A court-appointed receiver for Elona Biotechnologies announced it was selling the company’s complete portfolio of patents, intellectual property and equipment for a “buy it now” price of $2.2 million. If an offer of $2.2 million is not received by September 6, the receiver said the company’s patents and real estate will be sold by auction on September 27.
The Indiana-based company made an ambitious announcement in 2010 that it was developing its own biosimilar insulin plant. The firm subsequently built a 50,000 square foot manufacturing plant outside of Indianapolis, but was forced into receivership just as the building was being completed.

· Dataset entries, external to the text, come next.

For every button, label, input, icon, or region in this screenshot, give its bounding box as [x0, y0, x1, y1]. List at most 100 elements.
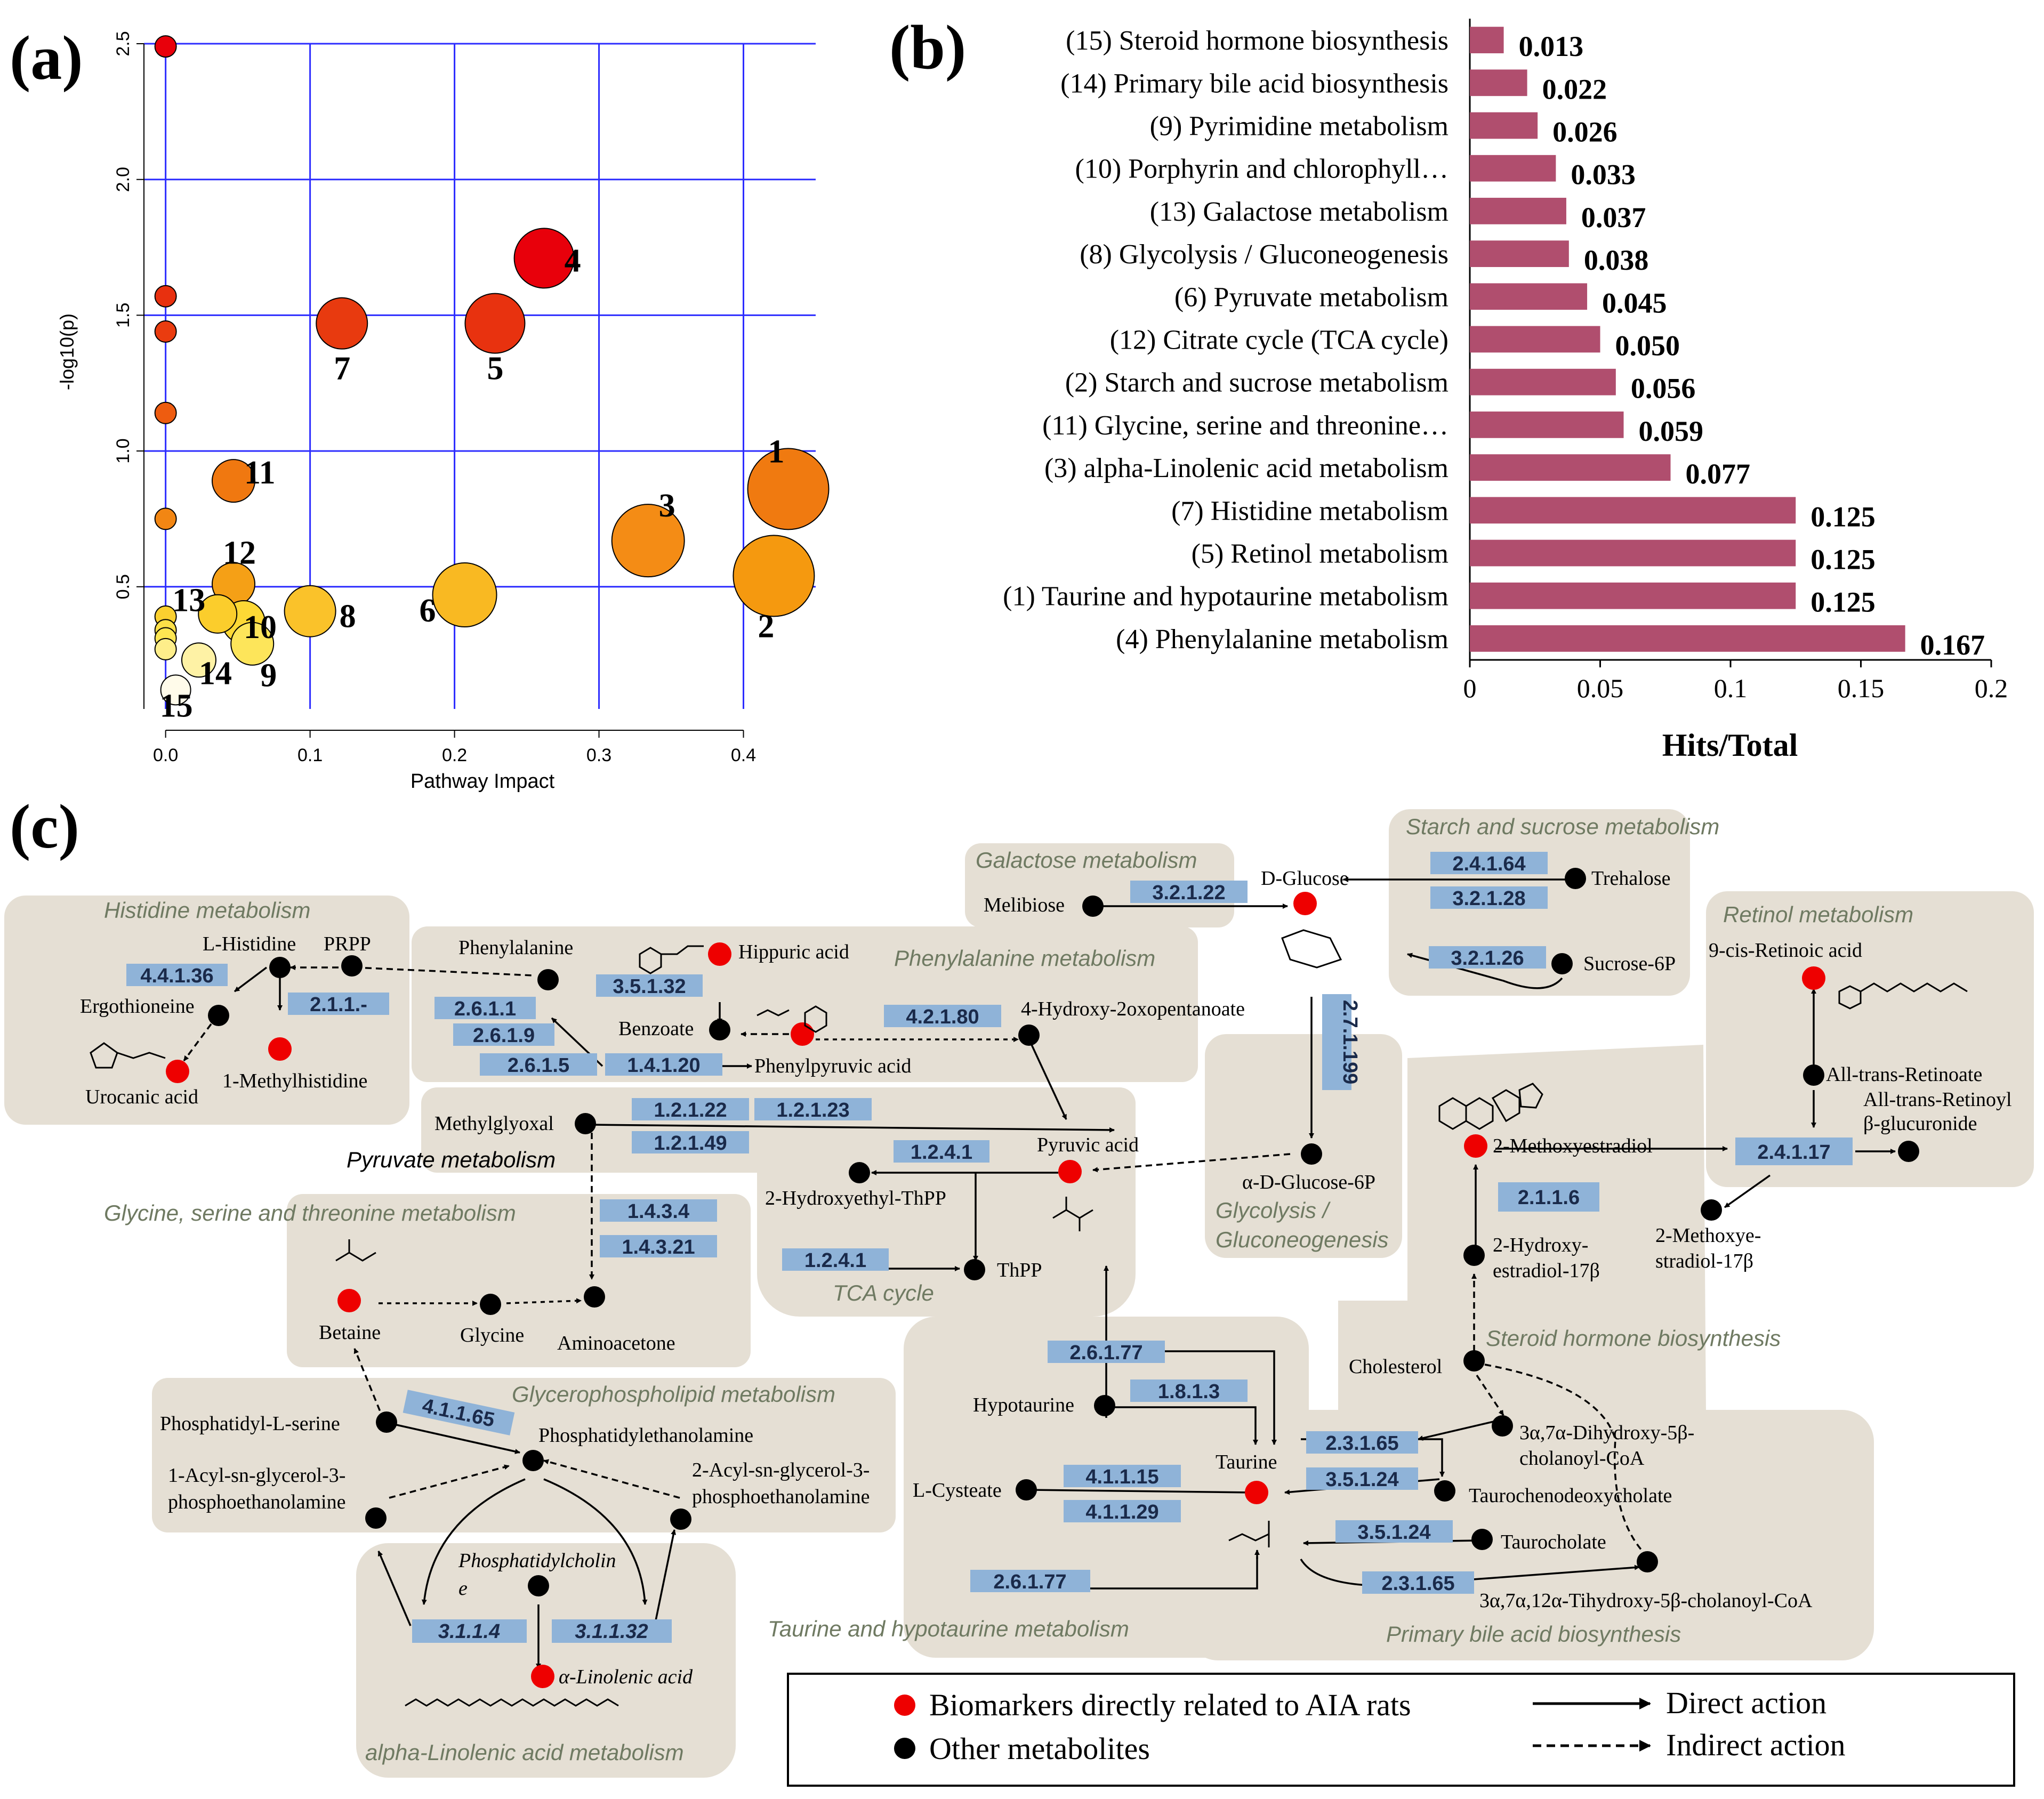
scatter-point [154, 320, 177, 343]
bar-x-tick-label: 0 [1463, 673, 1477, 703]
svg-text:1.8.1.3: 1.8.1.3 [1158, 1381, 1220, 1403]
scatter-point-label-4: 4 [565, 243, 581, 279]
name-hypotaurine: Hypotaurine [973, 1394, 1074, 1416]
dot-phenylpyruvic [791, 1022, 814, 1046]
scatter-y-tick-label: 2.0 [113, 167, 133, 192]
bg-retinol [1706, 891, 2034, 1187]
scatter-point-8 [284, 585, 336, 638]
bar-7 [1470, 283, 1588, 310]
bar-x-tick-label: 0.05 [1577, 673, 1624, 703]
bar-value-label: 0.045 [1602, 287, 1667, 319]
dot-phosphatidylserine [376, 1411, 397, 1433]
dot-methoxyestradiol [1464, 1134, 1487, 1158]
scatter-y-tick-label: 1.5 [113, 303, 133, 328]
scatter-point-11 [212, 459, 255, 503]
svg-text:2.4.1.64: 2.4.1.64 [1452, 853, 1525, 875]
dot-all-trans-retinoate [1803, 1064, 1824, 1086]
name-hydroxyestradiol-1: 2-Hydroxy- [1493, 1234, 1588, 1256]
scatter-y-axis-label: -log10(p) [56, 313, 78, 390]
svg-text:1.2.4.1: 1.2.4.1 [804, 1249, 866, 1272]
svg-text:2.6.1.5: 2.6.1.5 [508, 1054, 569, 1077]
bar-category-label: (5) Retinol metabolism [1192, 539, 1448, 569]
name-all-trans-retinoate: All-trans-Retinoate [1826, 1063, 1982, 1086]
enzyme-1-2-4-1-a: 1.2.4.1 [894, 1140, 989, 1164]
scatter-point-label-7: 7 [334, 351, 350, 387]
svg-text:4.1.1.29: 4.1.1.29 [1085, 1501, 1158, 1523]
bar-chart: 0 0.05 0.1 0.15 0.2 (15) Steroid hormone bios… [1003, 19, 2008, 703]
glucose-ring-icon [1281, 929, 1342, 969]
name-acyl1-a: 1-Acyl-sn-glycerol-3- [168, 1464, 345, 1487]
dot-prpp [341, 955, 363, 977]
label-galactose: Galactose metabolism [976, 848, 1197, 873]
bar-1 [1470, 27, 1504, 53]
scatter-x-tick-label: 0.1 [297, 745, 323, 765]
enzyme-3-5-1-32: 3.5.1.32 [596, 974, 703, 998]
name-methoxyestradiol17-2: stradiol-17β [1655, 1250, 1753, 1272]
dot-pyruvic [1058, 1160, 1082, 1183]
svg-text:3.5.1.24: 3.5.1.24 [1357, 1521, 1430, 1544]
dot-l-histidine [269, 957, 291, 978]
scatter-point-label-5: 5 [487, 351, 503, 387]
name-thpp: ThPP [997, 1259, 1042, 1281]
svg-text:2.7.1.199: 2.7.1.199 [1339, 1000, 1361, 1084]
pyruvate-icon [1052, 1197, 1093, 1231]
scatter-point-label-11: 11 [244, 455, 276, 491]
steroid-icon [1438, 1083, 1543, 1130]
bar-13 [1470, 539, 1796, 567]
name-hydroxyestradiol-2: estradiol-17β [1493, 1260, 1600, 1282]
svg-text:1.4.3.21: 1.4.3.21 [622, 1236, 695, 1259]
dot-taurocholate [1471, 1529, 1493, 1550]
svg-text:3.1.1.32: 3.1.1.32 [575, 1620, 648, 1643]
label-steroid: Steroid hormone biosynthesis [1486, 1326, 1781, 1351]
enzyme-2-6-1-77-b: 2.6.1.77 [970, 1570, 1090, 1593]
scatter-x-axis-label: Pathway Impact [411, 770, 555, 793]
bar-category-label: (14) Primary bile acid biosynthesis [1060, 68, 1448, 99]
bar-category-label: (2) Starch and sucrose metabolism [1065, 368, 1448, 398]
enzyme-4-4-1-36: 4.4.1.36 [126, 964, 228, 987]
dot-urocanic [166, 1060, 189, 1083]
name-cholesterol: Cholesterol [1349, 1356, 1442, 1378]
enzyme-1-8-1-3: 1.8.1.3 [1130, 1379, 1248, 1403]
scatter-y-tick-label: 0.5 [113, 574, 133, 599]
bar-category-label: (13) Galactose metabolism [1150, 197, 1448, 227]
svg-text:3.2.1.26: 3.2.1.26 [1451, 947, 1524, 970]
svg-text:2.6.1.9: 2.6.1.9 [473, 1024, 535, 1047]
name-phosphatidylserine: Phosphatidyl-L-serine [160, 1413, 340, 1435]
bar-value-label: 0.077 [1686, 458, 1751, 490]
enzyme-1-2-1-23: 1.2.1.23 [754, 1098, 872, 1122]
label-tca: TCA cycle [833, 1280, 934, 1305]
scatter-point [154, 35, 177, 58]
scatter-point-label-14: 14 [199, 655, 232, 691]
name-melibiose: Melibiose [984, 894, 1065, 916]
scatter-point [154, 638, 177, 660]
dot-taurine [1245, 1481, 1268, 1504]
name-glucuronide-2: β-glucuronide [1863, 1112, 1977, 1135]
name-acyl1-b: phosphoethanolamine [168, 1491, 345, 1513]
dot-aminoacetone [584, 1286, 605, 1308]
dot-benzoate [709, 1019, 730, 1040]
name-benzoate: Benzoate [618, 1018, 694, 1040]
enzyme-2-4-1-17: 2.4.1.17 [1735, 1138, 1853, 1165]
name-pyruvic: Pyruvic acid [1037, 1134, 1139, 1156]
svg-text:3.2.1.28: 3.2.1.28 [1452, 888, 1525, 910]
linolenic-chain-icon [405, 1698, 619, 1707]
bar-15 [1470, 625, 1905, 652]
enzyme-4-2-1-80: 4.2.1.80 [884, 1005, 1001, 1028]
dot-melibiose [1082, 896, 1104, 917]
name-hydroxy-oxopentanoate: 4-Hydroxy-2oxopentanoate [1021, 998, 1245, 1020]
label-phenylalanine: Phenylalanine metabolism [894, 946, 1155, 971]
dot-trehalose [1565, 868, 1586, 889]
svg-text:1.4.1.20: 1.4.1.20 [627, 1054, 700, 1077]
bar-9 [1470, 368, 1616, 396]
name-dihydroxy-b: cholanoyl-CoA [1519, 1447, 1645, 1470]
bar-category-label: (7) Histidine metabolism [1171, 496, 1448, 526]
name-acyl2-b: phosphoethanolamine [692, 1486, 870, 1508]
label-glycolysis-2: Gluconeogenesis [1216, 1227, 1389, 1252]
bar-3 [1470, 112, 1538, 139]
bar-x-tick-label: 0.1 [1714, 673, 1748, 703]
dot-glucose6p [1301, 1143, 1322, 1165]
svg-text:4.4.1.36: 4.4.1.36 [140, 965, 213, 987]
bar-11 [1470, 454, 1671, 481]
bar-value-label: 0.050 [1615, 330, 1680, 362]
bar-category-label: (3) alpha-Linolenic acid metabolism [1044, 453, 1448, 483]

Elona was founded by two Eli Lilly executives, and was seen as a major player in the biosimilar insulin space, along with the Sandoz unit of Novartis, India-based Biocon and Israel-based Teva Pharmaceuticals. Meanwhile, Elona’s neighbor Lilly continues to be a global leader in insulin sales, with revenues exceeding $1.3 billion for its Humulin brand and $2.4 billion for Humalog. However, Humulin’s patent expired in 2000 and Humalog is set to expire this year.
With the FDA’s release last year of draft guidelines for the approval of biosimilars, many believe biosimilar insulin will eventually mount a challenge to current dominant companies in the insulin market.